Toxic Peptides from the Mexican Scorpion Centruroides villegasi: Chemical Structure and Evaluation of Recognition by Human Single-Chain Antibodies

Alternative recombinant sources of antivenoms have been successfully generated. The application of such strategies requires the characterization of the venoms for the development of specific neutralizing molecules against the toxic components. Five toxic peptides to mammals from the Mexican scorpion Centruroides villegasi were isolated by chromatographic procedures by means of gel filtration on Sephadex G-50, followed by ion-exchange columns on carboxy-methyl-cellulose (CMC) resins and finally purified by high-performance chromatography (HPLC) columns.
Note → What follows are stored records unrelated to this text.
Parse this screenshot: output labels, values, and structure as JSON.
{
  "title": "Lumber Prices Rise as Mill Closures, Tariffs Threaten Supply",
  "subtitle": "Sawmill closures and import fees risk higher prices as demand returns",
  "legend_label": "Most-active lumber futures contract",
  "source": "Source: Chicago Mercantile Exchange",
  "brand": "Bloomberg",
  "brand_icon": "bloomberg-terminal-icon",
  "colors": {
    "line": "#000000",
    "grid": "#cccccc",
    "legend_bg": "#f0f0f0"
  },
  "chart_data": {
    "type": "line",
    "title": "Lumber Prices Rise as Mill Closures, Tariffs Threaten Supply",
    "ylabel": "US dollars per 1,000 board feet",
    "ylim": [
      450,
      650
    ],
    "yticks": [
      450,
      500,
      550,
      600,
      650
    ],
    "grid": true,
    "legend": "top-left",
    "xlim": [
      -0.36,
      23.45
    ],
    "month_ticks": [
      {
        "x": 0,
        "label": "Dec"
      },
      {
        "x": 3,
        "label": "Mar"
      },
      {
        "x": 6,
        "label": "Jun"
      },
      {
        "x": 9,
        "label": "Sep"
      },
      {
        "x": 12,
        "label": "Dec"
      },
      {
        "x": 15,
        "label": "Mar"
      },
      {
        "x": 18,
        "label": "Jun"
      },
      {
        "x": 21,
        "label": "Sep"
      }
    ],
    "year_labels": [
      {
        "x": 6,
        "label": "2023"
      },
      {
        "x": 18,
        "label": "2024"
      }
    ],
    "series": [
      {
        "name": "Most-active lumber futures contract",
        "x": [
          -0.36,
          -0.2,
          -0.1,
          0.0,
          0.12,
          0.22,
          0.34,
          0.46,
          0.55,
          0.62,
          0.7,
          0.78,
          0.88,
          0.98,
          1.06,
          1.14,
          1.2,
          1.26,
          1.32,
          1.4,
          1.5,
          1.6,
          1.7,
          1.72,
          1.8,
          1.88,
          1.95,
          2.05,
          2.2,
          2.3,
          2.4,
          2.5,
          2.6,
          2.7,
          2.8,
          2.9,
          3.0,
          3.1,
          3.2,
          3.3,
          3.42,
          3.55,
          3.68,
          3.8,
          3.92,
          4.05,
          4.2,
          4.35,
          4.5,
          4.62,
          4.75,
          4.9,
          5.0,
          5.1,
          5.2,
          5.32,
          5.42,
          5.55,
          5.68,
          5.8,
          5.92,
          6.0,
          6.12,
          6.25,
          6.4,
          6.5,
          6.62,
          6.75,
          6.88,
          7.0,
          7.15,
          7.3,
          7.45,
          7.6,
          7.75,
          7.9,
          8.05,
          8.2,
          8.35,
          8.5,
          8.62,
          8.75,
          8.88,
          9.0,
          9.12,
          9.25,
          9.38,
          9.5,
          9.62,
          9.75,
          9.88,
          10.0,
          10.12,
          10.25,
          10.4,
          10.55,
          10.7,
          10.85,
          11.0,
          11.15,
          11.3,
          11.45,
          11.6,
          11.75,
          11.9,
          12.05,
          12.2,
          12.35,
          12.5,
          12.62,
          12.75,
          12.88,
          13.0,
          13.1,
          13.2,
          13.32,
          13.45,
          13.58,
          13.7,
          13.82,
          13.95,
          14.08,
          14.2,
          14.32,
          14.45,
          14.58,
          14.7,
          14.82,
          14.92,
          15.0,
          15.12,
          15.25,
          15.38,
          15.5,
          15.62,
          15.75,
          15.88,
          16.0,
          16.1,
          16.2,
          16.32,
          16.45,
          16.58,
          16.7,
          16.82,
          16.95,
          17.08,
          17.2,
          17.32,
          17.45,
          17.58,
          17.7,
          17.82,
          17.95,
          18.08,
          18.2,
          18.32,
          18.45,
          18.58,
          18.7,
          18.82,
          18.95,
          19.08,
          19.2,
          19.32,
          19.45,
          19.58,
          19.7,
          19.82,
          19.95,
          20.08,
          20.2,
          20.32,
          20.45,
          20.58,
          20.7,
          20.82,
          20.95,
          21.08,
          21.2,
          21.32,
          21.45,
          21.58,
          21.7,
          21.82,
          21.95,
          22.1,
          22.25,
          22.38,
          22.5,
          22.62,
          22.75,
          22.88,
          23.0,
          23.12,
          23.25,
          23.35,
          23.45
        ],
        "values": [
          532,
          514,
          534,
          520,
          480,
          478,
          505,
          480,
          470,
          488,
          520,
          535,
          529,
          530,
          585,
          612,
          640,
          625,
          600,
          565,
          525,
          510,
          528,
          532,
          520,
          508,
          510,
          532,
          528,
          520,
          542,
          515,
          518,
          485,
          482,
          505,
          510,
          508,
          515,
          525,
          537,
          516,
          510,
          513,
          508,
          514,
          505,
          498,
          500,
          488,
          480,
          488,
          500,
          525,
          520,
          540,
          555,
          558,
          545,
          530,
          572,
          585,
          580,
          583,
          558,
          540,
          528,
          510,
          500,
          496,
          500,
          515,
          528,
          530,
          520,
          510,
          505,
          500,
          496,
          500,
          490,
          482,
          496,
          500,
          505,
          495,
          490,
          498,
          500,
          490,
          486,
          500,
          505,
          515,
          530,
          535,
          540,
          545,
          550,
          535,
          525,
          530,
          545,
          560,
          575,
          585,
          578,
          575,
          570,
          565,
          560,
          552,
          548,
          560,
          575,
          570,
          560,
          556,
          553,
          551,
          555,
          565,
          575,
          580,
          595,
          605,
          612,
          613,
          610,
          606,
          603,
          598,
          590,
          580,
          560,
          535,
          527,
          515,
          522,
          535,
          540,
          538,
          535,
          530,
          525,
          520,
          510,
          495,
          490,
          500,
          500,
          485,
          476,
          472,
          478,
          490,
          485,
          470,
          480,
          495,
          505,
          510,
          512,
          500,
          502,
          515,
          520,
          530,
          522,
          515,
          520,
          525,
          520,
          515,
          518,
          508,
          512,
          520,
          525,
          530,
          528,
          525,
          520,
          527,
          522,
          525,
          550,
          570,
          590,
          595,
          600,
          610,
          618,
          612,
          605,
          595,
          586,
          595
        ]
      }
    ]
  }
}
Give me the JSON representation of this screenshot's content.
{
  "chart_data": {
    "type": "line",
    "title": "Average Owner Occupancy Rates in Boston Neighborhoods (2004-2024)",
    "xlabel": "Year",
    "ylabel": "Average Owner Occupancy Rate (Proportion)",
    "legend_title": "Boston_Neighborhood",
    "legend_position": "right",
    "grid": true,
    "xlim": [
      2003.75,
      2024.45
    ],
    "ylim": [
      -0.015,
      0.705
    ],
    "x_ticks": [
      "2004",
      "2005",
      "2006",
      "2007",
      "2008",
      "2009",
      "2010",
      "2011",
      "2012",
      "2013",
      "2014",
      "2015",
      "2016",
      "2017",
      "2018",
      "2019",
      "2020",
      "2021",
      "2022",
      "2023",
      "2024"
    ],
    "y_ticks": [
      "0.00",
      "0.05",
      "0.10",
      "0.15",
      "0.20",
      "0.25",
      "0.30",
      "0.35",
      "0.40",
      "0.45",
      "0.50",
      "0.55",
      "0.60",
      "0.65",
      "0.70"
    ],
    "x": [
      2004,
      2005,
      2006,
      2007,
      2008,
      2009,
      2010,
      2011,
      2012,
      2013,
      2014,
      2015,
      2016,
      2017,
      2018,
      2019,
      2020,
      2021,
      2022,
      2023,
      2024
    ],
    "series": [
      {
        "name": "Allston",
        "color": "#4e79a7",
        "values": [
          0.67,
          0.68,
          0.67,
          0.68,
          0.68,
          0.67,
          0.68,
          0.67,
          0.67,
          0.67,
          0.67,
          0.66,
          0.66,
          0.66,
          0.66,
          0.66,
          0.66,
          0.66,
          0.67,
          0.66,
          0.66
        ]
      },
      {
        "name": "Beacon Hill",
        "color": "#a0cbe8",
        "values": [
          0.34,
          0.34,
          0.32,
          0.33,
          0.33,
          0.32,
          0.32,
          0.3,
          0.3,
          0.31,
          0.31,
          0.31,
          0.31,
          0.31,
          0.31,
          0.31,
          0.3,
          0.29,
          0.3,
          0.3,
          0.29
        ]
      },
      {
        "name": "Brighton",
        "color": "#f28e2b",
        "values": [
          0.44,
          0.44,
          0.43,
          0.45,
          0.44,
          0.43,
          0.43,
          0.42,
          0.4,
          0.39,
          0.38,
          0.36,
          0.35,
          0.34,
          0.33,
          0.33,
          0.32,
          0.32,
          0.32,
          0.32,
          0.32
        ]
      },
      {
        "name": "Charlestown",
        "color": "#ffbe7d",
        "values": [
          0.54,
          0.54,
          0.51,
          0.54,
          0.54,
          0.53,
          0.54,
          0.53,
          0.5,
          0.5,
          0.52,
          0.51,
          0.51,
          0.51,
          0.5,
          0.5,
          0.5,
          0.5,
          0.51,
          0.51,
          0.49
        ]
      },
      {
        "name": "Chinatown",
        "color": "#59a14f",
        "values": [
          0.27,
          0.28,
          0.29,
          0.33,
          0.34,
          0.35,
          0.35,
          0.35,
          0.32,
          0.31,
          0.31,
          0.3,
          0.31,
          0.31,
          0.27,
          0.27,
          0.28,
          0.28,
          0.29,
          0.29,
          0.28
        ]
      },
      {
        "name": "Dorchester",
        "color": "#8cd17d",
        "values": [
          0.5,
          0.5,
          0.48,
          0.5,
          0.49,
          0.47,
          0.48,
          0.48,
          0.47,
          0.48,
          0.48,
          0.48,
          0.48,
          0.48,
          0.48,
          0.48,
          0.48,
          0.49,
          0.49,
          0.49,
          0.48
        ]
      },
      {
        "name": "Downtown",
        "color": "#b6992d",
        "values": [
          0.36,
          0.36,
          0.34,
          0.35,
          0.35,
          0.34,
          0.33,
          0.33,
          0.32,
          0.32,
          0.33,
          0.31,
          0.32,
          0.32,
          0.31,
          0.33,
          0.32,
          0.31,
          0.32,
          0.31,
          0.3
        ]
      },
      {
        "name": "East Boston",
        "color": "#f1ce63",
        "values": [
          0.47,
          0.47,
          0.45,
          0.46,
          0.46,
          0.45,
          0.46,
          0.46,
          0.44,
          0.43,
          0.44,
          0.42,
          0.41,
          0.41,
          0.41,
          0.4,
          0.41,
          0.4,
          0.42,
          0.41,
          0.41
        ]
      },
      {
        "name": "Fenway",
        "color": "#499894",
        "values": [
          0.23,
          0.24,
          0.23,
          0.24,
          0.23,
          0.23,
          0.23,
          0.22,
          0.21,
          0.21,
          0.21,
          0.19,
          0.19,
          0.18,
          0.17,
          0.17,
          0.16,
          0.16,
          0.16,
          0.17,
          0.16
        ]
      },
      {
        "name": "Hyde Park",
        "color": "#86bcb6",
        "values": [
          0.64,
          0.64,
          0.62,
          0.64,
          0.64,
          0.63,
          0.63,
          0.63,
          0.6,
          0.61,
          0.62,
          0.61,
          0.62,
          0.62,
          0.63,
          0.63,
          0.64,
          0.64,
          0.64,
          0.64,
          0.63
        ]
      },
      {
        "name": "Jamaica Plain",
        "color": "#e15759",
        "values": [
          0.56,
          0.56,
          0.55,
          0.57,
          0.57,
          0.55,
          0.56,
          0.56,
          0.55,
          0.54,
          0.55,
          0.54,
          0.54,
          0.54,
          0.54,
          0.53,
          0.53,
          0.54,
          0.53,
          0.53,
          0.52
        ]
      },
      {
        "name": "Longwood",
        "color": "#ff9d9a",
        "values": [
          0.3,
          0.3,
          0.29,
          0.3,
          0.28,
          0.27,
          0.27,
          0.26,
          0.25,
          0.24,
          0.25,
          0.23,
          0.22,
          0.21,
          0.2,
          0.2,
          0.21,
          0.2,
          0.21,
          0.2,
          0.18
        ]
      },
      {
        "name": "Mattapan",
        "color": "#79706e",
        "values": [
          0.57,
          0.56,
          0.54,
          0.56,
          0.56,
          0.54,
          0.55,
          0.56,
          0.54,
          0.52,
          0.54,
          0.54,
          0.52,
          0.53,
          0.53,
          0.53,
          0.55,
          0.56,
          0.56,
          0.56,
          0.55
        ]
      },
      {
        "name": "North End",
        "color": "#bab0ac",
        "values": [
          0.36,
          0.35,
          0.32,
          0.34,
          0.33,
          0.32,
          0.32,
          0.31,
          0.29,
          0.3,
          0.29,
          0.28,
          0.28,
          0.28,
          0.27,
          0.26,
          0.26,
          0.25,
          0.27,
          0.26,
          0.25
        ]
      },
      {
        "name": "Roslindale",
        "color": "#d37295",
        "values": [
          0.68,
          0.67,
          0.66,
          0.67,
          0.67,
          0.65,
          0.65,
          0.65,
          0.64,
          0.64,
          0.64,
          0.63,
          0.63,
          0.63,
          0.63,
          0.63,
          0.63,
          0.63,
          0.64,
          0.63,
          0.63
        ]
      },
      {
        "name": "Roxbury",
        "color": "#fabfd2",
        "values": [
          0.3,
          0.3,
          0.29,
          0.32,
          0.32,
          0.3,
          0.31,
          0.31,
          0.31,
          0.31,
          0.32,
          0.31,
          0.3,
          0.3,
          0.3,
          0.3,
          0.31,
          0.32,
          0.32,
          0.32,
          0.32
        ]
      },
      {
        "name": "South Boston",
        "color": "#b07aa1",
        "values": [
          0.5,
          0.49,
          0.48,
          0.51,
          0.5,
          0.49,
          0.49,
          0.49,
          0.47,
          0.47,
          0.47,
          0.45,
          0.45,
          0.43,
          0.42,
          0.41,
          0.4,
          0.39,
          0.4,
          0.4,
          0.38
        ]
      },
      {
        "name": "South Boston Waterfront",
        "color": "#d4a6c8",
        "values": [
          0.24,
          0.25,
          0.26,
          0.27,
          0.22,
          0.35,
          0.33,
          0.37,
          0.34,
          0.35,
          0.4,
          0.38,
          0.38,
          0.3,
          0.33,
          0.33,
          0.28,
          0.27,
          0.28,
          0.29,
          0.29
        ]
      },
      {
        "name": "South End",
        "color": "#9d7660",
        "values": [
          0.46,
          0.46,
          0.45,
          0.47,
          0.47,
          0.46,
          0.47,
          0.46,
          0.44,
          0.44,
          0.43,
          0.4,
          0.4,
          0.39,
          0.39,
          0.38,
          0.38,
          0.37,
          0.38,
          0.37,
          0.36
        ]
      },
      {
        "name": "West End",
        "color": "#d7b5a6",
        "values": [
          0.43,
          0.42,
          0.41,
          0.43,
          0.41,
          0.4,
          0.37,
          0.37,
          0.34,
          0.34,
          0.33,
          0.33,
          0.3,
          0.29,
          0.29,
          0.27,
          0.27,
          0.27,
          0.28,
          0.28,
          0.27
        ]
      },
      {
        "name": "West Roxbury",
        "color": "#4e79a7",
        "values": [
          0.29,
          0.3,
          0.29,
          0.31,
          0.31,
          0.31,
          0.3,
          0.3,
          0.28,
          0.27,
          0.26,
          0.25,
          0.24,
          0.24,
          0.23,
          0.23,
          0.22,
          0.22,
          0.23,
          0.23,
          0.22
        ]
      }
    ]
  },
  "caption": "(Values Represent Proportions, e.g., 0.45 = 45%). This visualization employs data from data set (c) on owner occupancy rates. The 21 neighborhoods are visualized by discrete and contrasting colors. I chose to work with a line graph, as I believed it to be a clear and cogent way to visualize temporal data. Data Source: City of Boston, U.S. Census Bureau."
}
Their primary structures were determined by Edman degradation. They contain 66 amino acids and are maintained well packed by four disulfide bridges, with molecular mass from 7511.3 to 7750.1 Da. They are all relatively toxic and deadly to mice and show high sequence identity with known peptides that are specific modifiers of the gating mechanisms of Na+ ion channels of type beta-toxin (beta-ScTx). They were named Cv1 to Cv5 and used to test their recognition by single-chain variable fragments (scFv) of antibodies, using surface plasmon resonance. Three different scFvs generated in our laboratory (10FG2, HV, LR) were tested for recognizing the various new peptides described here, paving the way for the development of a novel type of scorpion antivenom.